Осматривая город, мы оказались у городского кладбища, где наше внимание привлекла женщина, стоявшая у могилы. Весь ее вид, поза говорили о большом и тяжелом горе. Мы стеснялись спросить о ее душевном состоянии и в то же время не могли пройти мимо. Когда немножко отошла в сторону сопровождавшая ее женщина, мы спросили:
Похоронили кого-нибудь?
— Да, — ответила она, — седьмого и последнего.
И рассказала, Что здесь похоронен ее последний сын, умерший недавно от ран. Шесть сыновей и мужа отдала эта русская женщина Родине, отдала, чтобы победить.
Это потрясло нас. Женщина что-то еще говорила, я ее плохо слышал, но понял, что здесь похоронены муж и сын, погибшие от ран, а женщина откуда-то эвакуировалась и жила здесь с 1942 года. Она не назвала свою фамилию, а нам спросить было неловко…
Позже я узнал о другой женщине… На экране кубанская степь, на переднем плане стоит старая, много повидавшая в своей жизни женщина, а за ее спиной волнуются, как морская волна, колосья пшеницы. Уходит вдаль пыльная дорога, по которой ушли в бой ее сыновья…
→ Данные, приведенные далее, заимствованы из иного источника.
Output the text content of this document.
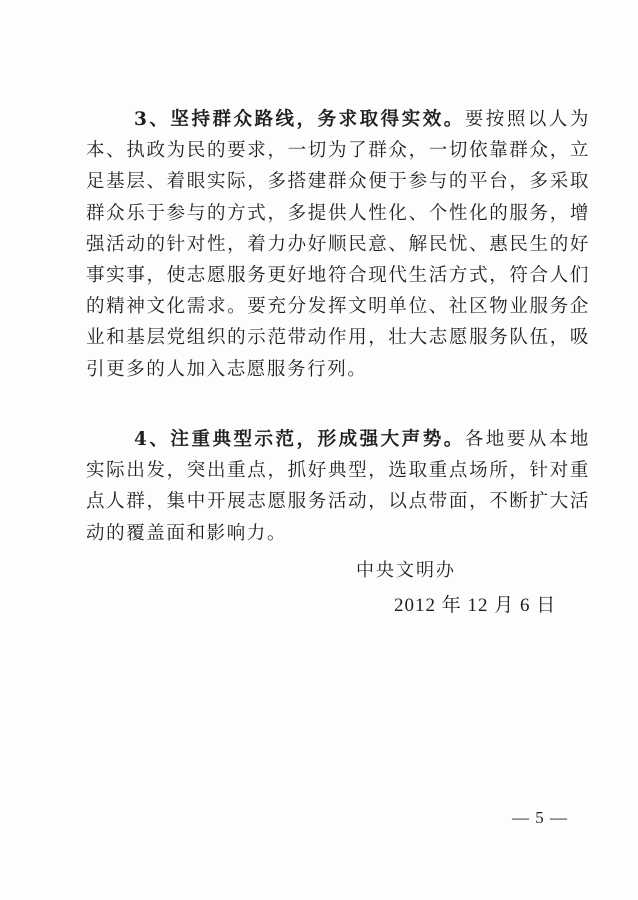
3、坚持群众路线，务求取得实效。要按照以人为本、执政为民的要求，一切为了群众，一切依靠群众，立足基层、着眼实际，多搭建群众便于参与的平台，多采取群众乐于参与的方式，多提供人性化、个性化的服务，增强活动的针对性，着力办好顺民意、解民忧、惠民生的好事实事，使志愿服务更好地符合现代生活方式，符合人们的精神文化需求。要充分发挥文明单位、社区物业服务企业和基层党组织的示范带动作用，壮大志愿服务队伍，吸引更多的人加入志愿服务行列。

4、注重典型示范，形成强大声势。各地要从本地实际出发，突出重点，抓好典型，选取重点场所，针对重点人群，集中开展志愿服务活动，以点带面，不断扩大活动的覆盖面和影响力。

中央文明办
2012 年 12 月 6 日
— 5 —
Так начинается волнующая кинолента-баллада о суровом военном времени, о судьбе простой крестьянки с Кубани Епистимии Федоровны Степановой. Девять сыновей вырастила она, и все они в разное время в суровый для нашей страны час ушли из родного дома, чтобы защитить от врага Родину. Ушли и… не вернулись. Трудовые руки матери бережно перебирают солдатские треугольнички писем — последние свидетельства сыновьей любви. Из этих писем да по старым фотографиям узнаем мы о судьбе братьев Степановых, отдавших свои жизни за Родину.
В гражданскую погиб старший, Александр, на Халхин-Голе в боях с японцами — Федор, в самом начале Великой Отечественной войны был убит Павел, пал смертью храбрых под Курском Илья, казнили фашисты партизанских разведчиков Василия и Ивана. Сложил голову под Харьковом Филипп, умер от ран Николай. В грозную минуту взорвал себя гранатой над днепровской кручей под Каневым самый младший — Александр. И поражаешься силе духа этой русской женщины. «Страшные рубцы оставила война на ее сердце, горе иссушило, но не согнуло ее. Уважают на селе Епистимию Федоровну и молодые и старые. Низкий поклон ей, русской матери, от всех нас, от многонациональной Советской России.